Grangé sevme nedenlerimden biri hatta en önemlisi bir çok kitabında mutlaka geçmişten, tarihten esintiler olmasıdır.

Taş Meclisi'nde olduğu gibi Şamanların dünyasını anlatır. Parapsikloji, mucizevi tedaviler, telepatik güçler ile polisiyeyi birleştirir. 

Şeytan Yemini'nde Ruhban okulunun gizemli koridorlarından Vatikan'a götürür okuyucularını...18.yy daki bir saat evinden ve bununla ilgili efsaneleri anlatır. 

Hikayelerini tarihle harmanlaması en çok sevdiğim yönüdür.. Akıcı yazım tarzı da ayrı ama  uzun süredir kitaplarının çevirisini yapan Tankut Gökçe'nin başarısını da yazmadan geçmemek lazım.. 


Son Av'a gelince..  Fransa Almanya sınırında işlenen bir cinayetle başlıyor. Almanya'nın en varlıklı ailelerinden biri olan Geyersbergler'in veliahlarından Jürgen'in her yıl yapılan geleneksel sürek avında ölü bulunmasını araştıran Komiser Niemans ve yardımcısı Ivana henüz ilk cinayetin ipuçları peşinde koşarken Jürgen'in kuzeni Max'ın ölüm haberini alırlar. 

Üst üste gelen iki cinayet ailenin varislerini kimin yok etmek istediği sorunu akla getirir. Komiser Niemans ailenin geçmişini araştırmaya başlar. Geyersbergler'in toprağında saldırıya uğrayan çingene kızı, Laura ve Jürgen'in annesinin intiharı, amcaları Franz'ın gençliğinde başına gelen ve tekerlekli sandalyeye bağlı kalmasına neden olan kaza, kökleri Nazilere dayanan Kara Avcıları, yıllar önce soyları tükendiği söylenen röetken cinsi köpeklerin aileye ait ormanda ortaya çıkması ve soybilimci Czukay'ın hayatına mal olan aile ilgili ortaya çıkardığı gerçekler ve Jürgen'in kızkardeşi Kontes Laura...

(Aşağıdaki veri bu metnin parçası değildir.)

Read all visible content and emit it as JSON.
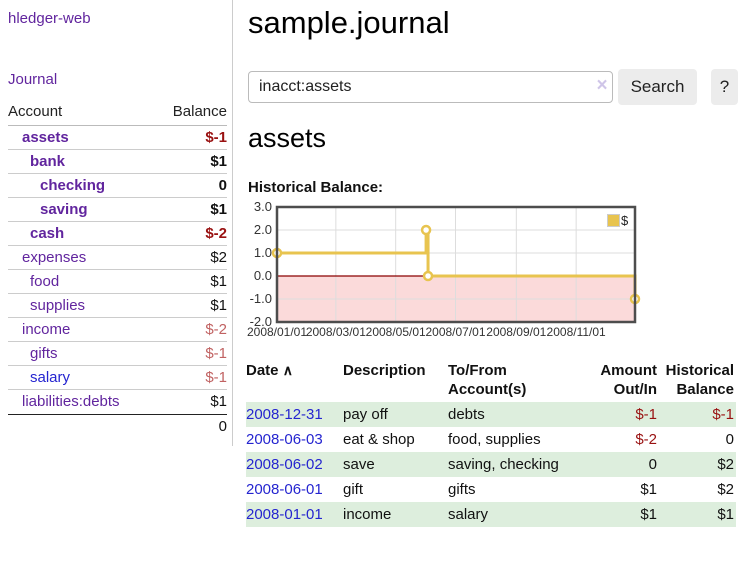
{
  "app": {
    "brand": "hledger-web",
    "nav_journal": "Journal"
  },
  "sidebar": {
    "header": {
      "account": "Account",
      "balance": "Balance"
    },
    "accounts": [
      {
        "name": "assets",
        "balance": "$-1"
      },
      {
        "name": "bank",
        "balance": "$1"
      },
      {
        "name": "checking",
        "balance": "0"
      },
      {
        "name": "saving",
        "balance": "$1"
      },
      {
        "name": "cash",
        "balance": "$-2"
      },
      {
        "name": "expenses",
        "balance": "$2"
      },
      {
        "name": "food",
        "balance": "$1"
      },
      {
        "name": "supplies",
        "balance": "$1"
      },
      {
        "name": "income",
        "balance": "$-2"
      },
      {
        "name": "gifts",
        "balance": "$-1"
      },
      {
        "name": "salary",
        "balance": "$-1"
      },
      {
        "name": "liabilities:debts",
        "balance": "$1"
      }
    ],
    "total": "0"
  },
  "header": {
    "title": "sample.journal"
  },
  "search": {
    "value": "inacct:assets",
    "clear_icon": "×",
    "button": "Search",
    "help": "?"
  },
  "account_page": {
    "title": "assets",
    "chart_label": "Historical Balance:"
  },
  "chart_data": {
    "type": "line",
    "title": "Historical Balance",
    "step": true,
    "series": [
      {
        "name": "$",
        "points": [
          [
            "2008-01-01",
            1.0
          ],
          [
            "2008-06-01",
            2.0
          ],
          [
            "2008-06-03",
            0.0
          ],
          [
            "2008-12-31",
            -1.0
          ]
        ]
      }
    ],
    "x_range": [
      "2008-01-01",
      "2008-12-31"
    ],
    "ylim": [
      -2.0,
      3.0
    ],
    "y_ticks": [
      3.0,
      2.0,
      1.0,
      0.0,
      -1.0,
      -2.0
    ],
    "y_tick_labels": [
      "3.0",
      "2.0",
      "1.0",
      "0.0",
      "-1.0",
      "-2.0"
    ],
    "x_tick_dates": [
      "2008-01-01",
      "2008-03-01",
      "2008-05-01",
      "2008-07-01",
      "2008-09-01",
      "2008-11-01"
    ],
    "x_tick_labels": [
      "2008/01/01",
      "2008/03/01",
      "2008/05/01",
      "2008/07/01",
      "2008/09/01",
      "2008/11/01"
    ],
    "legend": "$",
    "legend_position": "top-right",
    "grid": true,
    "colors": {
      "line": "#e8c44f",
      "marker_fill": "#ffffff",
      "negative_area": "#fbdada",
      "zero_line": "#8b0000",
      "grid": "#ddd",
      "border": "#4d4d4d"
    }
  },
  "register": {
    "sort_icon": "∧",
    "columns": [
      "Date",
      "Description",
      "To/From Account(s)",
      "Amount Out/In",
      "Historical Balance"
    ],
    "rows": [
      {
        "date": "2008-12-31",
        "description": "pay off",
        "accounts": "debts",
        "amount": "$-1",
        "balance": "$-1"
      },
      {
        "date": "2008-06-03",
        "description": "eat & shop",
        "accounts": "food, supplies",
        "amount": "$-2",
        "balance": "0"
      },
      {
        "date": "2008-06-02",
        "description": "save",
        "accounts": "saving, checking",
        "amount": "0",
        "balance": "$2"
      },
      {
        "date": "2008-06-01",
        "description": "gift",
        "accounts": "gifts",
        "amount": "$1",
        "balance": "$2"
      },
      {
        "date": "2008-01-01",
        "description": "income",
        "accounts": "salary",
        "amount": "$1",
        "balance": "$1"
      }
    ]
  }
}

Niemans ve Ivana tüm gerçekleri bir bir ortaya çıkarırken Alman meslektaşları ile de cebelleşmek durumunda kalırlar. Bu kadar gerilimin içine sonu gelmese de aşk eklemeyi de ihmal etmemiş Grangé.

Henüz okumayanlar varsa tavsiye ederim Son Av'ı...Her zaman ki gibi sürükleyici...

Ayrıca bu kitabında neredeyse her iki sayfada bir  Volvo'dan bahsetmesi de dikkatimi çekti. 

"İsveç tuğlası"

"Şimdi aziz ve kutsal Volvo'yla Bad Krozingen yönüne yol alması.."

"Herhangi birinin Volvo'suna bu tür saygısızlık yapmasına.."

Sponsorluk mu almış acaba diye düşünmeden edemedim:)  Aldıysa da iyi yapmış..Volvo da iyi araba hani. Yakışır Grangé...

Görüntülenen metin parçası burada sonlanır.